Solving the case of Baby Boy Doe
A cold case out of Oregon involving a male individual who had gone missing after a fishing trip in 1998 would be the first case solved using a new DNA technology - Kintelligence.
The case was re-opened in 2020, when Vance sent a single tooth to DNA Labs International for analysis. "They were very well versed in extracting degraded bone and decomposed tissue samples and we liked the fact that they had developed some robust methodologies," Vance says.
In the GEDmatch analysis, DNA Labs hit upon the family members of a man, Kenneth Heasley. He drowned in 1998 along with his friend, Gary Gelsinger when their boat capsized. Both their remains washed ashore soon after, but only Gelsinger had an ID on him. It took nearly a quarter-century before forensic technology advanced enough to identify Heasley’s remains.
An even older cold case was solved with the help of Parabon Nanolabs, the National Center Missing and Exploited Children (NCMEC) and the use of forensic genetic genealogy (FGG). In 1963 a toddler bundled in a quilt was found in a reservoir Jackson County, southern Oregon. At the time, “investigators used everything in their power to try and determine who this little boy was,” but they had no success. They ended up burying him in a burial plot. They called him Baby Boy Doe.
Though the case had been revisited time and time again by law enforcement in Jackson County, “we knew we had new DNA resources at that point that could provide more information on this little guy,” Vance says.
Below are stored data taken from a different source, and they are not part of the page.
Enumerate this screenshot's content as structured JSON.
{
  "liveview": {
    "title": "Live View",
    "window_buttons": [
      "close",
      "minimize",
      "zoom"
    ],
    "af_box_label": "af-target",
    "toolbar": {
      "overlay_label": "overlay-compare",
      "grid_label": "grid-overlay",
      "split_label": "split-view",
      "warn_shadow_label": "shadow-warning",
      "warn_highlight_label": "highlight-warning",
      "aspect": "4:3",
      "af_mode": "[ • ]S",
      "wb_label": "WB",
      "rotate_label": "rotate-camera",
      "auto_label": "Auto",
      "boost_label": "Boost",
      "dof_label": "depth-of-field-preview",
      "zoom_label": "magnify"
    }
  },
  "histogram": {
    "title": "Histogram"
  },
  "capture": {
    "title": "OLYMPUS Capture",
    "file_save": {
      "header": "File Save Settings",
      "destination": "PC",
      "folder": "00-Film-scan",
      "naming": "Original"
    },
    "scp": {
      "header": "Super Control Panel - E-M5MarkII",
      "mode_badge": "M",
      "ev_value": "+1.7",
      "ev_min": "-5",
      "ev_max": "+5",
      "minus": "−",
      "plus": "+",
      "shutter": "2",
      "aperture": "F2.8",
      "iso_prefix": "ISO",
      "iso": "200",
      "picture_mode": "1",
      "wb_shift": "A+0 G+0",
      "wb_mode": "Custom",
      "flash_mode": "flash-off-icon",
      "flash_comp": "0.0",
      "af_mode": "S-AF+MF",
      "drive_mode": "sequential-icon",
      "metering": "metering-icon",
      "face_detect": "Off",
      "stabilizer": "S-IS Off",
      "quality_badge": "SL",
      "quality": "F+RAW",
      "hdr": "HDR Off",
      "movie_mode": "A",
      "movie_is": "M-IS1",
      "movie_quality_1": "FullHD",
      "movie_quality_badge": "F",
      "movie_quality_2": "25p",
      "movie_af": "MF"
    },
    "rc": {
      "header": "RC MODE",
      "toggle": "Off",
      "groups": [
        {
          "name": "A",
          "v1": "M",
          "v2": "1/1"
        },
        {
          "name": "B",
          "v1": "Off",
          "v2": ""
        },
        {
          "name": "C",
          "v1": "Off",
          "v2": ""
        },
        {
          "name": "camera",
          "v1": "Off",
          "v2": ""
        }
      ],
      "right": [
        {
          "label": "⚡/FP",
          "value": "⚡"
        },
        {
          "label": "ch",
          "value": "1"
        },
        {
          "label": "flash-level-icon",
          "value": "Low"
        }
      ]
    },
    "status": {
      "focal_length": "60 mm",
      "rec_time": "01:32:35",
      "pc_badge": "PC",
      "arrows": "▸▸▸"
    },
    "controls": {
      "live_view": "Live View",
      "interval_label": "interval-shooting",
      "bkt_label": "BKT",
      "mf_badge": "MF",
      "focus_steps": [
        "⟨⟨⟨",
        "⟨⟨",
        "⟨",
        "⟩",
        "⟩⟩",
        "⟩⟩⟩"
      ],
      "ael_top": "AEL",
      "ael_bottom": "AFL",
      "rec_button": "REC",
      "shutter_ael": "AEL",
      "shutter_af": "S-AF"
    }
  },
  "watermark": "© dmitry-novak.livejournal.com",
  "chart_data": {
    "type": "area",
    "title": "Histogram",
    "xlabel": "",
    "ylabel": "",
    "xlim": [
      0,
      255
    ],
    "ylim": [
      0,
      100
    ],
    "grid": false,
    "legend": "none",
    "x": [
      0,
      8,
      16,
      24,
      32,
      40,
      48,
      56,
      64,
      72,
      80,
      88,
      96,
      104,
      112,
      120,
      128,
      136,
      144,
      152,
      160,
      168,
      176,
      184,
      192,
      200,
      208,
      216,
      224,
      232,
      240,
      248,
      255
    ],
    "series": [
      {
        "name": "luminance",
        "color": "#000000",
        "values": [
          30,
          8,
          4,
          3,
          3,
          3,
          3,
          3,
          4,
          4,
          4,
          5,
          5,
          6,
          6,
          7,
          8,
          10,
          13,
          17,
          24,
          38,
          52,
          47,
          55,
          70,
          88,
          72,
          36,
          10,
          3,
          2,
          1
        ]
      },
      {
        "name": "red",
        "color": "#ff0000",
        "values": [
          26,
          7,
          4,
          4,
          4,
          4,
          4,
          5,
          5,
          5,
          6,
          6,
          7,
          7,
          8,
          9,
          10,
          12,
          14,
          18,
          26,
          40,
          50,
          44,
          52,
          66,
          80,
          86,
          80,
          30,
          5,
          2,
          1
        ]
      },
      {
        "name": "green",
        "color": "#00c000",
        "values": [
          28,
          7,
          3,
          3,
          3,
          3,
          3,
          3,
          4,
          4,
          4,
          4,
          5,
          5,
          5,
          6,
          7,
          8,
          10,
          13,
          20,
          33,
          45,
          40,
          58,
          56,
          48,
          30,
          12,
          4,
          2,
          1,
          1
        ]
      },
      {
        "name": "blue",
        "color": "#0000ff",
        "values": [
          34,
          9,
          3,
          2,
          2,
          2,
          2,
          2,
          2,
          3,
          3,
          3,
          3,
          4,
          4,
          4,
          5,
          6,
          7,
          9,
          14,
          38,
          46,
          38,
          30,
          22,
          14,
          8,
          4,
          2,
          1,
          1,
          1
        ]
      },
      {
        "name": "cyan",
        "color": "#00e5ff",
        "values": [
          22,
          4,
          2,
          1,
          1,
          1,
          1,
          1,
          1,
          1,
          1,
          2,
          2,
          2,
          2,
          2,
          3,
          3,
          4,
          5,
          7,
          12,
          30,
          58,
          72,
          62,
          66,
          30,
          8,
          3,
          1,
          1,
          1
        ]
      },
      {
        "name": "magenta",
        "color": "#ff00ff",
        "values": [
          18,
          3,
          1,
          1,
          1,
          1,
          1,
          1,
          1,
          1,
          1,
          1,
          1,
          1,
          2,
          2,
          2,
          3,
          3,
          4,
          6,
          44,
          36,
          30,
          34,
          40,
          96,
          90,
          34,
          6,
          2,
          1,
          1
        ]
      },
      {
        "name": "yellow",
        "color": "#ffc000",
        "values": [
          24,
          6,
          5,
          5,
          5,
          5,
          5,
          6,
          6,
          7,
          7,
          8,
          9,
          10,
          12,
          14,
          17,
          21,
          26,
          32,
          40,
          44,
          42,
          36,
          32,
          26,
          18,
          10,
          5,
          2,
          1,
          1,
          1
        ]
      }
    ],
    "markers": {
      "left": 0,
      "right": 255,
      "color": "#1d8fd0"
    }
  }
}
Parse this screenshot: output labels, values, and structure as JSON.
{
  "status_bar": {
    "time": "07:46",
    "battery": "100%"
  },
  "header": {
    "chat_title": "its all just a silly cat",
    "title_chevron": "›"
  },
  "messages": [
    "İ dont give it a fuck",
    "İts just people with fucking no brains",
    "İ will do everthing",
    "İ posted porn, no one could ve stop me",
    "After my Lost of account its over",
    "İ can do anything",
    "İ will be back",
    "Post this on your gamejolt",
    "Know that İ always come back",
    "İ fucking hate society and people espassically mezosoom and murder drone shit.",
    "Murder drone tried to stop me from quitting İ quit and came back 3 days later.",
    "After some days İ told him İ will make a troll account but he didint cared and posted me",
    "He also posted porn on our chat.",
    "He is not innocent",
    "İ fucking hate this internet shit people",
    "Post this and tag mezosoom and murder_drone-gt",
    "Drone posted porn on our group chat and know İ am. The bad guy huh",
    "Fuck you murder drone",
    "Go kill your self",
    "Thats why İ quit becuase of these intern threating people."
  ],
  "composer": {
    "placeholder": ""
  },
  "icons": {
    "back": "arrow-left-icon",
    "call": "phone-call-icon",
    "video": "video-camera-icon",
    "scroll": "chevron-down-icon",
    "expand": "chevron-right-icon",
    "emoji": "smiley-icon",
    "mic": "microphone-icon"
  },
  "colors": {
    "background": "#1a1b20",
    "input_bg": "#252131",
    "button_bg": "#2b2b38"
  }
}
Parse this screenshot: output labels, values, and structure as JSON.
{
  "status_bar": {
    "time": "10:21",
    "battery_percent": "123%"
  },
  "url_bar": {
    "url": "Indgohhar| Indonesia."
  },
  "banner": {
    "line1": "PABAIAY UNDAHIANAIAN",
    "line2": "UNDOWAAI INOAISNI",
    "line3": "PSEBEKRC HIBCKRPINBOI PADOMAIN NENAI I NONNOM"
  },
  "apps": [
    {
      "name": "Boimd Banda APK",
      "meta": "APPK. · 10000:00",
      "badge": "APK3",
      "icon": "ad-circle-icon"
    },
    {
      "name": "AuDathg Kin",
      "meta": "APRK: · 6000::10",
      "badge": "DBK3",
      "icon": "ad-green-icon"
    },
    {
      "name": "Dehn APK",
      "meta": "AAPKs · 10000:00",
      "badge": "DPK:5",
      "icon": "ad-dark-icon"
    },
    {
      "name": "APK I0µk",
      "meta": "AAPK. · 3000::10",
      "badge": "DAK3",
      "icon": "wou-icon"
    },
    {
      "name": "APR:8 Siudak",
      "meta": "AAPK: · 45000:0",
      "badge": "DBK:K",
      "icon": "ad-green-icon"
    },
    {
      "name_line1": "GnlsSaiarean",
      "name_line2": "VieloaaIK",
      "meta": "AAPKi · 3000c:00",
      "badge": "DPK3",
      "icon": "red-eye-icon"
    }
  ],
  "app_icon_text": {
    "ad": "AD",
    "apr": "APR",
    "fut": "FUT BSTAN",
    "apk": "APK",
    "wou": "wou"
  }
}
Working with Parabon NanoLabs, they uploaded his DNA profile to GEDmatch, and NCMEC created and nationally distributed a reconstructed illustration of his face, hoping to trigger someone’s recollection. FGG is a new method of identification that uses public genetic databases such as Family Tree and GEDmatch to find family members of the unidentified person to home in on their identity. FGG essentially applies the same technology these platforms use for criminal casework.
“Thanks to FGG, we were able to narrow down what family he came from,” Vance says. Investigators then approached family members and asked if a little boy had gone missing way back in 1962. One family member who remembered such a boy agreed to provide an oral swab DNA sample for kinship inference testing, and turned out to be the child’s half-sibling. Soon enough, they identified the child: 2-year-old Stevie Crawford, who’d been born in New Mexico in 1960. His family had moved to Jackson County shortly before his death, and they left again soon after he died. While his identity has been confirmed, the circumstances of his death remain unknown.
“Solving that cold case was bittersweet,” Vance says. “A relative came forward and told us about how she had loved Stevie Crawford. She had played with him every day. Those types of memories from a family member are really poignant. I was honored to be a part of solving his case, but it was also profoundly sad to finally realize who he was and what his very short life might have been like.”